Michael Haneke must have ruled that color was too good for the village of Eichwald in his pre-World War I drama The White Ribbon. Instead, the Austrian renders the benighted town in stark black-and-white cinematography, as if he's withholding the comfort of nature's beauty from Eichwald's quietly desperate villagers. During the harvest festival that provides the film with an uncharacteristically happy scene (at first ...), the narrator remarks that the neighbors gathered, "first in a joyful mood, then in horror and perplexity."
The Horror and the Perplexity might be a more appropriate name for The White Ribbon, with its relentlessly cruel and discomforting vision of family dynamics and the social compact. Winner of the Palme d'Or at the 2009 Cannes Film Festival and this year's Golden Globe for Best Foreign Language Film, The White Ribbon maintains such a grim, punishing tone, its themes feel like foregone conclusions. Nevertheless, the film recounts an arresting narrative in spite of its nearly two-and-a-half hour running time.
The town's young school teacher (Christian Friedel) recounts the tale in voice-over as an elderly man. He acknowledges he doesn't know if the story is true, but that it could hold an explanation for the subsequent events of German history. Eichwald comes across not only as agrarian, but nearly feudal, with a local baron serving as first citizen and primary employer. Crimes and mishaps plague the village, beginning with the town doctor's fall from a horse due to some strategically placed wire. A farmer's wife fatally falls through rotten wood in the attic of the baron's sawmill. Her son takes out his frustrations by decapitating cabbages, and a more terrible fate befalls a child the same day. The crime wave sets the town aflame with gossip and suspicion, but audiences who've seen Haneke's excellent drama Caché know not to expect a tidy resolution to the whodunit.
The scandalous violence turns out to be only the most overt expressions of an astonishingly oppressive, punitive community. When the pastor's (Burghart Klaußner) two eldest children, Klara and Martin (Maria-Victoria Dragus and Leonard Proxauf), return home late one night, their father sends the entire household to bed without supper, gives the two malefactors "10 strokes of the cane" the following night, and then makes them wear white ribbons with the hope that the symbols of purity will remind them to behave. Puberty and enigmatic guilt seem to take a toll on Martin, who walks atop the handrail of a woodland bridge to see if God wants to punish him. Later, his father binds the boy's hands to his bed frame to keep Martin from playing with himself at night.

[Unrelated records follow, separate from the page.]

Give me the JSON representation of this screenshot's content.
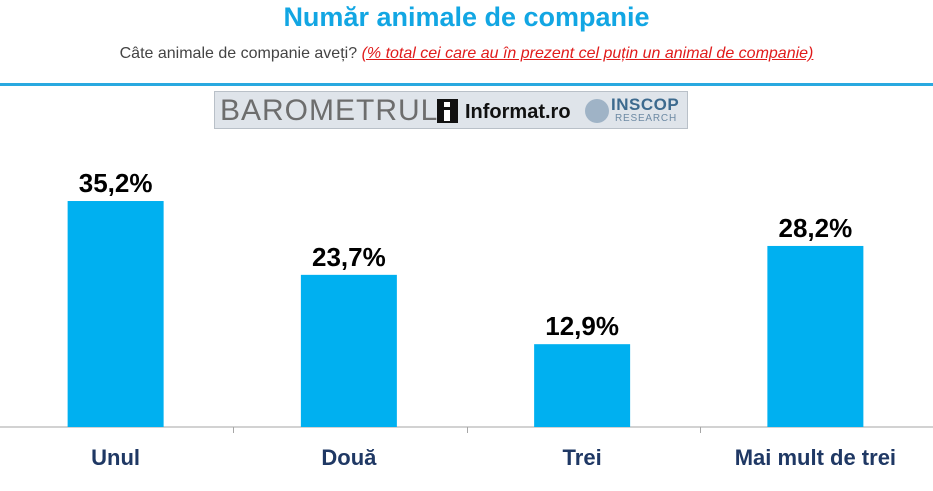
{
  "header": {
    "title": "Număr animale de companie",
    "question": "Câte animale de companie aveți?",
    "note": "(% total cei care au în prezent cel puțin un animal de companie)"
  },
  "logos": {
    "barometrul": "BAROMETRUL",
    "informat": "Informat.ro",
    "inscop": "INSCOP",
    "research": "RESEARCH"
  },
  "colors": {
    "title": "#12a6e3",
    "bar": "#00b0f0",
    "note": "#e01b1b",
    "category_label": "#1f3864"
  },
  "chart_data": {
    "type": "bar",
    "categories": [
      "Unul",
      "Două",
      "Trei",
      "Mai mult de trei"
    ],
    "values": [
      35.2,
      23.7,
      12.9,
      28.2
    ],
    "value_labels": [
      "35,2%",
      "23,7%",
      "12,9%",
      "28,2%"
    ],
    "ylim": [
      0,
      40
    ],
    "grid": false,
    "legend": "none"
  }
}
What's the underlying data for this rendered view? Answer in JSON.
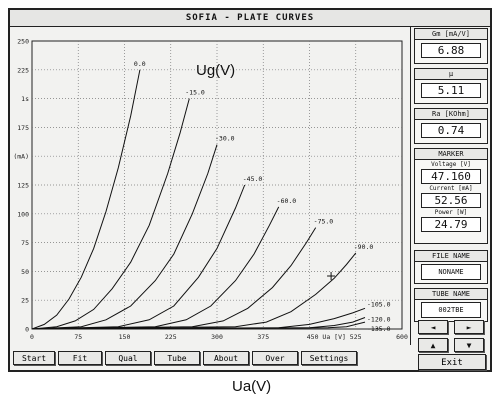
{
  "window": {
    "title": "SOFIA - PLATE CURVES"
  },
  "annotations": {
    "y_axis_label": "Ug(V)",
    "x_axis_label": "Ua(V)"
  },
  "plot": {
    "y_scale_labels": [
      "250",
      "225",
      "1s",
      "175",
      "(mA)",
      "125",
      "100",
      "75",
      "50",
      "25",
      "0"
    ],
    "x_tick_labels": [
      "0",
      "75",
      "150",
      "225",
      "300",
      "375",
      "450 Ua [V] 525",
      "600"
    ],
    "curve_labels": [
      "0.0",
      "-15.0",
      "-30.0",
      "-45.0",
      "-60.0",
      "-75.0",
      "-90.0",
      "-105.0",
      "-120.0",
      "-135.0"
    ]
  },
  "chart_data": {
    "type": "line",
    "xlabel": "Ua [V]",
    "ylabel": "(mA)",
    "xlim": [
      0,
      600
    ],
    "ylim": [
      0,
      250
    ],
    "grid": true,
    "series": [
      {
        "name": "0.0",
        "x": [
          0,
          20,
          40,
          60,
          80,
          100,
          120,
          140,
          160,
          175
        ],
        "y": [
          0,
          4,
          12,
          26,
          45,
          70,
          102,
          140,
          185,
          225
        ]
      },
      {
        "name": "-15.0",
        "x": [
          0,
          40,
          70,
          100,
          130,
          160,
          190,
          220,
          240,
          255
        ],
        "y": [
          0,
          2,
          7,
          17,
          35,
          58,
          90,
          135,
          170,
          200
        ]
      },
      {
        "name": "-30.0",
        "x": [
          0,
          80,
          120,
          160,
          200,
          230,
          260,
          285,
          300
        ],
        "y": [
          0,
          2,
          8,
          20,
          42,
          65,
          100,
          135,
          160
        ]
      },
      {
        "name": "-45.0",
        "x": [
          0,
          140,
          190,
          230,
          270,
          300,
          330,
          345
        ],
        "y": [
          0,
          2,
          8,
          20,
          45,
          70,
          105,
          125
        ]
      },
      {
        "name": "-60.0",
        "x": [
          0,
          200,
          250,
          290,
          330,
          360,
          385,
          400
        ],
        "y": [
          0,
          2,
          8,
          20,
          42,
          65,
          90,
          106
        ]
      },
      {
        "name": "-75.0",
        "x": [
          0,
          260,
          310,
          350,
          390,
          420,
          445,
          460
        ],
        "y": [
          0,
          2,
          7,
          18,
          36,
          55,
          75,
          88
        ]
      },
      {
        "name": "-90.0",
        "x": [
          0,
          330,
          380,
          420,
          460,
          490,
          510,
          525
        ],
        "y": [
          0,
          2,
          6,
          15,
          30,
          44,
          56,
          66
        ]
      },
      {
        "name": "-105.0",
        "x": [
          0,
          400,
          450,
          490,
          520,
          540
        ],
        "y": [
          0,
          1,
          4,
          9,
          14,
          18
        ]
      },
      {
        "name": "-120.0",
        "x": [
          0,
          450,
          490,
          520,
          540
        ],
        "y": [
          0,
          1,
          3,
          6,
          10
        ]
      },
      {
        "name": "-135.0",
        "x": [
          0,
          480,
          510,
          540
        ],
        "y": [
          0,
          1,
          2,
          6
        ]
      }
    ]
  },
  "panels": {
    "gm": {
      "label": "Gm [mA/V]",
      "value": "6.88"
    },
    "mu": {
      "label": "μ",
      "value": "5.11"
    },
    "ra": {
      "label": "Ra [KOhm]",
      "value": "0.74"
    },
    "marker": {
      "label": "MARKER",
      "voltage_label": "Voltage [V]",
      "voltage": "47.160",
      "current_label": "Current [mA]",
      "current": "52.56",
      "power_label": "Power [W]",
      "power": "24.79"
    },
    "file": {
      "label": "FILE NAME",
      "value": "NONAME"
    },
    "tube": {
      "label": "TUBE NAME",
      "value": "002TBE"
    }
  },
  "arrows": {
    "left": "◄",
    "right": "►",
    "up": "▲",
    "down": "▼"
  },
  "buttons": {
    "start": "Start",
    "fit": "Fit",
    "qual": "Qual",
    "tube": "Tube",
    "about": "About",
    "over": "Over",
    "settings": "Settings",
    "exit": "Exit"
  }
}
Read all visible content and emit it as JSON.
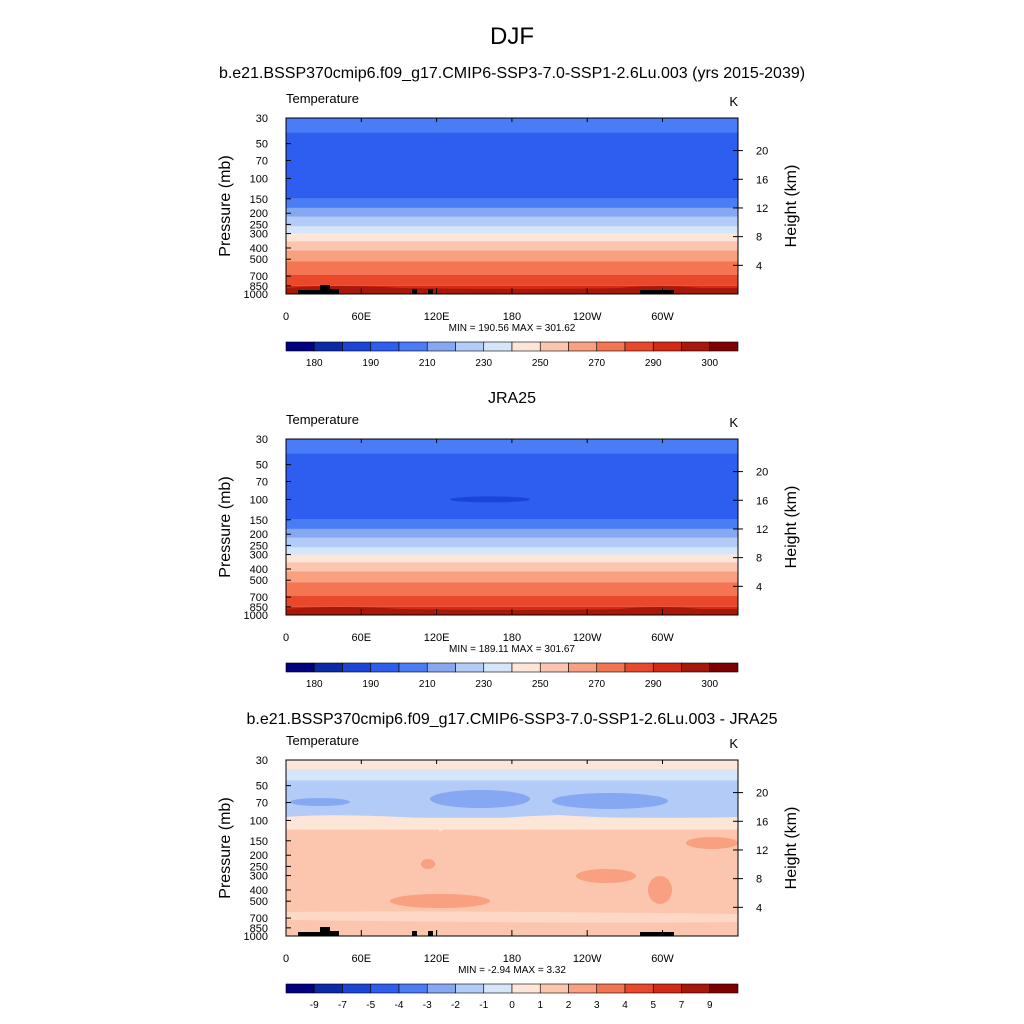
{
  "page": {
    "title": "DJF",
    "subtitle": "b.e21.BSSP370cmip6.f09_g17.CMIP6-SSP3-7.0-SSP1-2.6Lu.003 (yrs 2015-2039)"
  },
  "colors": {
    "levels_abs": [
      "#000080",
      "#0a2aa8",
      "#1a45d6",
      "#2d5ef0",
      "#4a7cf6",
      "#86a8f2",
      "#b3cbf7",
      "#d6e6fa",
      "#fde5d8",
      "#fcc5ad",
      "#f9a080",
      "#f47552",
      "#e9482b",
      "#d22a14",
      "#a8180a",
      "#7e0000"
    ],
    "level_mapping_note_hidden": ""
  },
  "chart_data": [
    {
      "type": "heatmap",
      "panel_title": "",
      "left_label": "Temperature",
      "units": "K",
      "xlabel": "",
      "ylabel": "Pressure (mb)",
      "ylabel_right": "Height (km)",
      "x_ticks": [
        "0",
        "60E",
        "120E",
        "180",
        "120W",
        "60W"
      ],
      "y_ticks": [
        "30",
        "50",
        "70",
        "100",
        "150",
        "200",
        "250",
        "300",
        "400",
        "500",
        "700",
        "850",
        "1000"
      ],
      "y_ticks_right": [
        "20",
        "16",
        "12",
        "8",
        "4"
      ],
      "stats": "MIN = 190.56  MAX = 301.62",
      "min": 190.56,
      "max": 301.62,
      "colorbar_labels": [
        "180",
        "190",
        "210",
        "230",
        "250",
        "270",
        "290",
        "300"
      ],
      "colorbar_levels": [
        175,
        180,
        185,
        190,
        200,
        210,
        220,
        230,
        240,
        250,
        260,
        270,
        280,
        290,
        295,
        300,
        305
      ],
      "bands": [
        {
          "p_top": 30,
          "p_bot": 40,
          "value": 205
        },
        {
          "p_top": 40,
          "p_bot": 150,
          "value": 195
        },
        {
          "p_top": 150,
          "p_bot": 180,
          "value": 205
        },
        {
          "p_top": 180,
          "p_bot": 215,
          "value": 215
        },
        {
          "p_top": 215,
          "p_bot": 260,
          "value": 225
        },
        {
          "p_top": 260,
          "p_bot": 300,
          "value": 235
        },
        {
          "p_top": 300,
          "p_bot": 350,
          "value": 245
        },
        {
          "p_top": 350,
          "p_bot": 420,
          "value": 255
        },
        {
          "p_top": 420,
          "p_bot": 520,
          "value": 265
        },
        {
          "p_top": 520,
          "p_bot": 680,
          "value": 275
        },
        {
          "p_top": 680,
          "p_bot": 850,
          "value": 285
        },
        {
          "p_top": 850,
          "p_bot": 1000,
          "value": 292
        }
      ],
      "topography": true
    },
    {
      "type": "heatmap",
      "panel_title": "JRA25",
      "left_label": "Temperature",
      "units": "K",
      "xlabel": "",
      "ylabel": "Pressure (mb)",
      "ylabel_right": "Height (km)",
      "x_ticks": [
        "0",
        "60E",
        "120E",
        "180",
        "120W",
        "60W"
      ],
      "y_ticks": [
        "30",
        "50",
        "70",
        "100",
        "150",
        "200",
        "250",
        "300",
        "400",
        "500",
        "700",
        "850",
        "1000"
      ],
      "y_ticks_right": [
        "20",
        "16",
        "12",
        "8",
        "4"
      ],
      "stats": "MIN = 189.11  MAX = 301.67",
      "min": 189.11,
      "max": 301.67,
      "colorbar_labels": [
        "180",
        "190",
        "210",
        "230",
        "250",
        "270",
        "290",
        "300"
      ],
      "colorbar_levels": [
        175,
        180,
        185,
        190,
        200,
        210,
        220,
        230,
        240,
        250,
        260,
        270,
        280,
        290,
        295,
        300,
        305
      ],
      "bands": [
        {
          "p_top": 30,
          "p_bot": 40,
          "value": 205
        },
        {
          "p_top": 40,
          "p_bot": 150,
          "value": 195
        },
        {
          "p_top": 150,
          "p_bot": 180,
          "value": 205
        },
        {
          "p_top": 180,
          "p_bot": 215,
          "value": 215
        },
        {
          "p_top": 215,
          "p_bot": 260,
          "value": 225
        },
        {
          "p_top": 260,
          "p_bot": 300,
          "value": 235
        },
        {
          "p_top": 300,
          "p_bot": 350,
          "value": 245
        },
        {
          "p_top": 350,
          "p_bot": 420,
          "value": 255
        },
        {
          "p_top": 420,
          "p_bot": 520,
          "value": 265
        },
        {
          "p_top": 520,
          "p_bot": 680,
          "value": 275
        },
        {
          "p_top": 680,
          "p_bot": 850,
          "value": 285
        },
        {
          "p_top": 850,
          "p_bot": 1000,
          "value": 292
        }
      ],
      "topography": false
    },
    {
      "type": "heatmap",
      "panel_title": "b.e21.BSSP370cmip6.f09_g17.CMIP6-SSP3-7.0-SSP1-2.6Lu.003 - JRA25",
      "left_label": "Temperature",
      "units": "K",
      "xlabel": "",
      "ylabel": "Pressure (mb)",
      "ylabel_right": "Height (km)",
      "x_ticks": [
        "0",
        "60E",
        "120E",
        "180",
        "120W",
        "60W"
      ],
      "y_ticks": [
        "30",
        "50",
        "70",
        "100",
        "150",
        "200",
        "250",
        "300",
        "400",
        "500",
        "700",
        "850",
        "1000"
      ],
      "y_ticks_right": [
        "20",
        "16",
        "12",
        "8",
        "4"
      ],
      "stats": "MIN =  -2.94  MAX =   3.32",
      "min": -2.94,
      "max": 3.32,
      "colorbar_labels": [
        "-9",
        "-7",
        "-5",
        "-4",
        "-3",
        "-2",
        "-1",
        "0",
        "1",
        "2",
        "3",
        "4",
        "5",
        "7",
        "9"
      ],
      "colorbar_levels": [
        -10,
        -9,
        -7,
        -5,
        -4,
        -3,
        -2,
        -1,
        0,
        1,
        2,
        3,
        4,
        5,
        7,
        9,
        10
      ],
      "bands": [
        {
          "p_top": 30,
          "p_bot": 36,
          "value": 0.5
        },
        {
          "p_top": 36,
          "p_bot": 45,
          "value": -0.5
        },
        {
          "p_top": 45,
          "p_bot": 95,
          "value": -1.5
        },
        {
          "p_top": 95,
          "p_bot": 120,
          "value": 0.5
        },
        {
          "p_top": 120,
          "p_bot": 1000,
          "value": 1.5
        }
      ],
      "topography": true
    }
  ]
}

In a town where events range from depressing to calamitous, the children seem to suffer the most – scarcely a meal goes by without a father clouting a child across the head. The White Ribbon includes a girl molested by a parent and a tiny boy who learns, to his sorrow, the meaning of death. Haneke doesn't shy away from manipulating his audience with shots of teary or mistreated children. The monochromatic cinematography seems to magnify the size and expressiveness of the young actors' eyes and other facial features, particularly Proxauf. The young ones can be sinister, too: Black-clad, Aryan-looking Dragus leads groups of the tots through the streets, and the severity of their expressions seems almost intimidating.
Even The White Ribbon's sunny moments hold out little hope for respite. The school teacher woos the Baroness' nanny, but she acquiesces to her father's demand that they delay their marriage by a year. The puritanical pastor and his youngest son share two scenes involving the care of pet birds that would be tender in a less bottled-up community, but here only emphasize the meagerness of the love the characters offer each other.
Haneke uses The White Ribbon to expose the destructive aspects of the kind of tightly knit, church-going, salt-of-the-earth community held up as a bastion of family values. The outbursts of violence seem inevitable in such a repressive community, and Haneke implies that such towns laid the social groundwork for two devastating world wars. The White Ribbon leaves you almost eager for the Great War to break out: Anything that could upend Eichwald's stultifying societal order would be a relief.